Our week consisted of worshipping in 4 churches Sunday morning and 4 different churches Sunday night.
Then it was off and running Monday morning with 2 groups doing 2 fiestas for the children. We did these fiestas 4 a day through Thursday. These fiestas involved a local pastor who would lead the children in some silly games for prizes and candy. Then our group would step in and perform a skit (Sin Box Sally) to present the gospel. After the skit we would divide the group into girls, boys and women. And once again the gospel would be shared and we would ask for decisions at that time. And of course at the end, they got lots of candy.
Then each evening we would head out to a large 4 acre plot of land for our crusade. Our job for the crusade was to work the fringes. You see they set up chairs for 1000 people, but we had close to 3000 there. So lots of people hanging around the back, on top of their buses (12 bus loads of people were brought in) or on their bicycles. So we would walk around with one of our 7 incredible interpreters and find a group to present the gospel to. Lots of decisions were made during this time. I have to say I felt totally unprepared for this so called street evangelism. And the only way I could find myself doing it was through the power of the Holy Spirit. You see one night (Wednesday night), I had caught the eyes of 2 kids (cousins), so I began to talk to them, and so did Rebecca. As she talked a larger group gathered around as was typical. One of those that gathered around was a girl of about 18 (Erika). She was also a cousin of the first two kids. As Rebecca shared we were able to lead the 2 kids to Christ (you could see the transformation in their faces--amazing). As we went around the group to ask each one if they wanted to accept Christ's free gift, we came to Erika---and this is what she said.... "why is she (Rebecca) the only one talking now? I want to hear the other's stories. " So Tracie shared and as she did Erika began to cry, and then she wanted to hear my story... and as Rebecca said... the Holy Spirit took over and I just shared with her from my heart how only Christ is the way, the truth and the life....Erika shared that she thought Christ could not forgive her for things she had done, and she was having a hard time forgiving a boyfriend that had hurt her. We shared our Christ has already forgiven us, if we will just accept. That night however, Erika was not ready to accept Christ, but she wanted to see us tomorrow. So we promised her we would be there and we would be ready to talk again.
As we arrived at the field on Thursday (our last night there), Erika and her cousin approached us. This time Erika had a big smile on her face and we shared some more with her.
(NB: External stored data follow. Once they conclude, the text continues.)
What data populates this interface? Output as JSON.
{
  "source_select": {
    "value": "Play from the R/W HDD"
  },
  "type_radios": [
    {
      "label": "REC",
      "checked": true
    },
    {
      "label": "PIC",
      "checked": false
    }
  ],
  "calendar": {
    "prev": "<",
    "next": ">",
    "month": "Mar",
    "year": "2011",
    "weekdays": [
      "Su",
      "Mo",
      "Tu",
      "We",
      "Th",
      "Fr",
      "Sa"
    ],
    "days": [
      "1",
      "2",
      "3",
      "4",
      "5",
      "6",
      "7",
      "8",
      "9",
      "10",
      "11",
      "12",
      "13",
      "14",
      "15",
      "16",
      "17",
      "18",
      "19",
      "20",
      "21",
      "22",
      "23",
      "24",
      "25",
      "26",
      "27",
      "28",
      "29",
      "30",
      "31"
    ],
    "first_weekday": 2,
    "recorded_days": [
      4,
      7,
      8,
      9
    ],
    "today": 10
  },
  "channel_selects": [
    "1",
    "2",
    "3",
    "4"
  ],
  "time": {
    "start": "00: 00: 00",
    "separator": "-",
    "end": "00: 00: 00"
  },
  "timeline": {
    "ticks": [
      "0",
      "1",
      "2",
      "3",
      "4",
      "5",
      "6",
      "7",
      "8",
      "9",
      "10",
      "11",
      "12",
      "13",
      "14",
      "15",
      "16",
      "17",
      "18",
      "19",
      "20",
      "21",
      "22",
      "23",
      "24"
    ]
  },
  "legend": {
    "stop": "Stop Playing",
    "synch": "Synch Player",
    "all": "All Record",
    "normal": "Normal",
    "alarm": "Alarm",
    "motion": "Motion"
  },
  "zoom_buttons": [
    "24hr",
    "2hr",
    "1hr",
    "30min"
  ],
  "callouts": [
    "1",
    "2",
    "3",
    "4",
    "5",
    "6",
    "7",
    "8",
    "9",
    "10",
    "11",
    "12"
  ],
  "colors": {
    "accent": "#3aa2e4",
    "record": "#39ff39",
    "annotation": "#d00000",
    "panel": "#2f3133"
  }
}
Her little cousin the one that had accepted Christ the night before, pointed to me and asked to hear my story again. After I shared, I asked Erika if she was ready yet.....her little cousin, hanging on Erika's arm, leaned over and said to Erika..."I did it last night, tonight it is your turn!" What a witness. However, Erika was still not ready. So we asked her to watch our drama that night, and listen to our pastor preach and find us before it was over. And even if she still was not ready to accept Christ we would love her and be praying for her. Well unfortunately, I cannot tell you if Erika has accepted Christ, for we did not see her at the end of the evening. We had to get on our buses and leave before we found Erika again. Only God knows what is in Erika's heart, and we will have to wait till heaven I suppose to see if we see Erika again. So please pray for this sweet 18 year old. Pray that her 2 young cousins will be a witness to her, pray that her heart will reach out and grasp Jesus.